Shadowbrook centers on three characters, each of whom straddles two worlds. Quentin Hale is a white man and an adopted son of the Potawatomi tribe. Cormac Shea is half Irish and half Indian, but his Indian roots hold sway. Nicole Crane, the daughter of an English father and a French mother, has vowed to become a Catholic nun in Quebec.

As that lineup would suggest, the story explores the period from the perspectives of several cultures: the Americans of the British colonies and their slaves, the French of New France, and the Indians who strove to protect a threatened way of life.

In fact, Swerling clearly views the period as reflecting not only a clash of dueling European empires but also a conflict between whites and natives. She focuses much of her attention on tribal beliefs, customs and attitudes, and on the natives’ fear of annihilation or exile.

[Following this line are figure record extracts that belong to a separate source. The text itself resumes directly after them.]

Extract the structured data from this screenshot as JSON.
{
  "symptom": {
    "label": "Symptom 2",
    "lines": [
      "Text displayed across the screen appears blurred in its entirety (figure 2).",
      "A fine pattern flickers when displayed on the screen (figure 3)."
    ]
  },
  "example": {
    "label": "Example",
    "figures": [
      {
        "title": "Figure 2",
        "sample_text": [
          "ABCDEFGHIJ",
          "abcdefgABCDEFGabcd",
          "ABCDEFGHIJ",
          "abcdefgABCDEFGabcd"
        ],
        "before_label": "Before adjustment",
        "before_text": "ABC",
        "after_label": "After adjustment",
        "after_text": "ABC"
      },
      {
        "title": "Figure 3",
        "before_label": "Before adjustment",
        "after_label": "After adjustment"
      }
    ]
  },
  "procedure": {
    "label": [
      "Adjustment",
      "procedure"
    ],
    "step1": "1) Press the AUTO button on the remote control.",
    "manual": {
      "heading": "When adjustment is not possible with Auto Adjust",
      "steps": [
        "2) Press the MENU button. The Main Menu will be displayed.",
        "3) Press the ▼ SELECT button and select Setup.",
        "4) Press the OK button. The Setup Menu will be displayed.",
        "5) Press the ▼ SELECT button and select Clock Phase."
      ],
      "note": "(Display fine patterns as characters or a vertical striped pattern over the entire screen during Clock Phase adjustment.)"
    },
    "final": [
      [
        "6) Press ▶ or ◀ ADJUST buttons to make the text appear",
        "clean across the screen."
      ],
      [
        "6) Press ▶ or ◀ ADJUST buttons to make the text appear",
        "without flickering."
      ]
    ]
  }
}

Shadowbrook is peppered with Indian and French terminology, lending authenticity to its portrayal of the non-English characters who are such key players in the tale. The Mohawk are “Kahniankehaka.” White settlers are sometimes called, by the Indians, “Cmokmanuk,’ a Potawatomi term. The vast territory north and west of Montreal is, as the French named it, the “pays d’en haut.” People of mixed European and Indian ancestry are “métis.”

Swerling’s ambitious and compelling novel breathes life into a time that is long gone but very much an integral part of our history, when America was still British, Canada was a colony of France and the great Indian tribes of the east were powerful allies, or fearsome enemies.